Skylarking: The story of the album – truth & myth - is almost worthy of the classic status granted to the music. If the music wasn’t so wonderful, the story might even have eclipsed it. XTC, one of the few bands of the immediate post-punk explosion to have actually progressed – not a word one could readily ascribe to a band at the time – seemed ready, musically, to transfer to the big league of popularity with a clutch of fab demos. Match peerless 80s pop sensibilities with an ace record producer – Todd Rundgren – with serial Anglophile pop leanings & surely this is just the first in a series of wonderful co-productions? An Anglo-American pure pop match made in…..
….well, made in hell actually. By the time the album was finished Partridge & Rundgren disagreed on just about everything, then a track had to be removed in order to make the album length “vinyl friendly”, then that track (issued as a bonus track on a US radio promo), belatedly became the one that radio liked & then became a hit song; “Dear God” claimed by believers & non-believers alike, was added to the CD & the album went on to become XTC’s best-selling, best known, best loved album of all.. except even that isn’t the whole story as it was much more recently discovered (when vinyl was resurrected as a format a few years ago) that the album had always sounded a tad ‘thin’ not, as some thought, because of length (which would, in any event, only have affected vinyl), but because the polarity of the original master had been reversed at some point in a transfer which, via a simple correction, made not just the vinyl sound fab but also brought fresh warmth to the subsequently issued CD version.

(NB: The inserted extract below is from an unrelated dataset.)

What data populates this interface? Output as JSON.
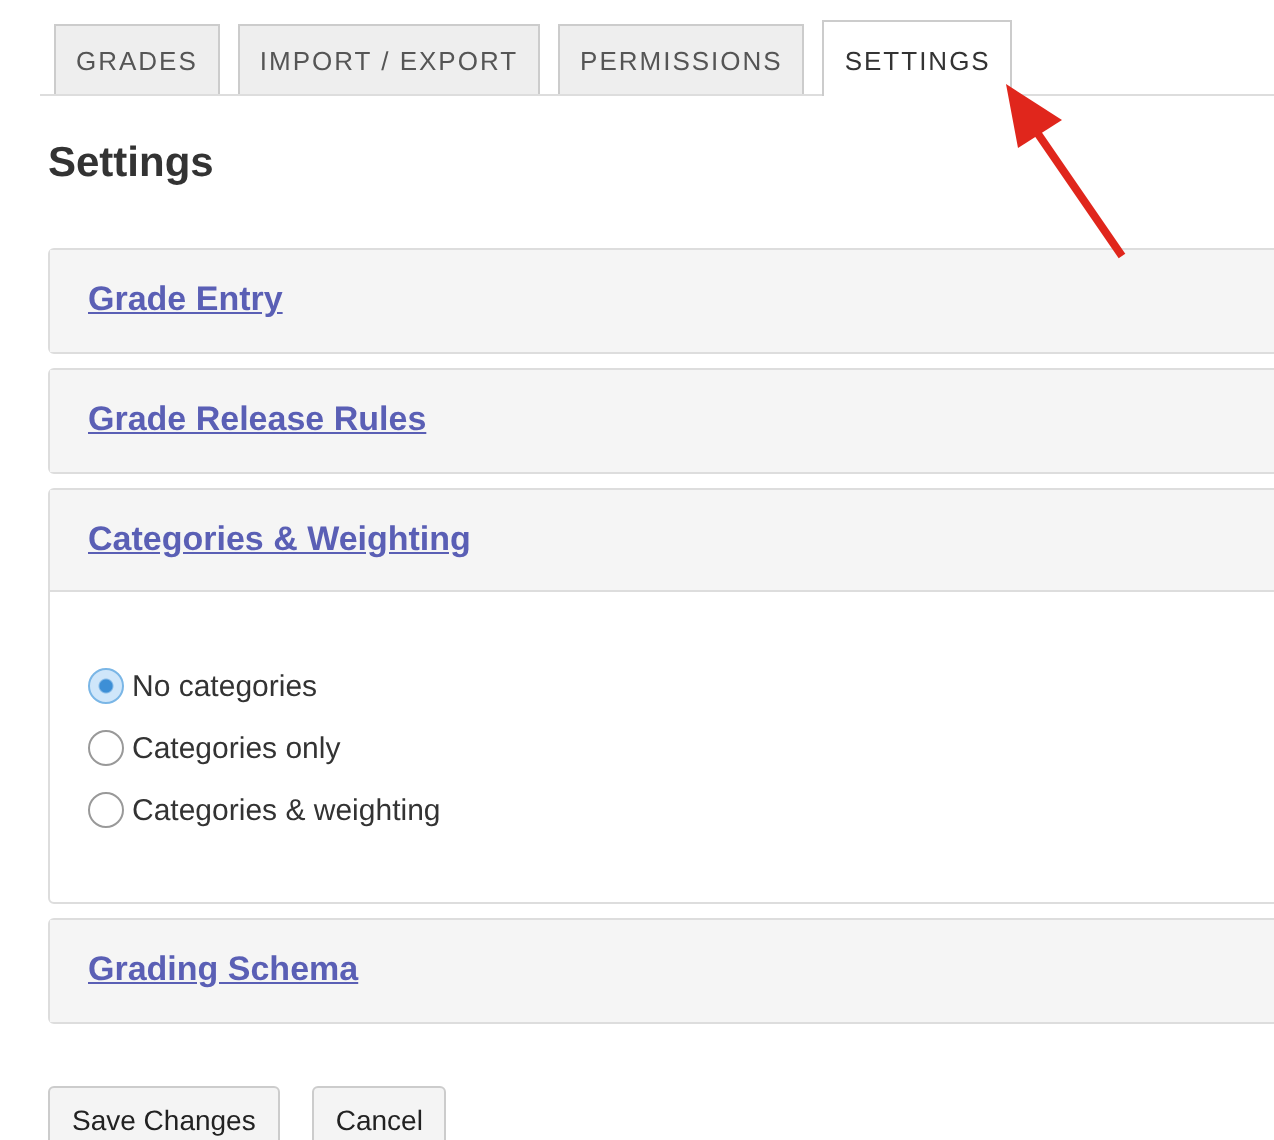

Now, if only the original multi-track tapes weren’t lost (as rumoured for many years), they could be added to the superb series of new stereo & 5.1 surround mixes being produced by Steven Wilson, with direct input from Andy Partridge. Fortunately, even in the record industry some stories actually have a happy result & the search for the missing XTC multi-tracks (Virgin’s lawyers contacted Todd’s manager & hey presto…) yielded up the multis formerly known as ‘missing’. Perhaps this will happen eventually with the tapes for “English Settlement” also as they’ve currently inherited the name?
In the meantime, pop music has one its finest gems offered up for audio good vibes in a fully expanded edition featuring a full album of stereo mixes on CD, stereo & 5.1 surround remixes & extra tracks from the album sessions afforded the same treatment – all in high resolution sound on the accompanying Blu-Ray with Steven Wilson proving, yet again, that he can bring a fresh perspective to a classic album mix without sacrificing any of the elements that made it a classic in the first instance. Add to that potent collection a host of audio extras (many listed above) to provide the most complete Skylarking experience ever to be offered. Only those who spent a few months in the studio with Todd, Andy & co. got this close to the musical action.
By all accounts of the recording adventure, actual or mythical, this is a far easier, painless path to audio heaven.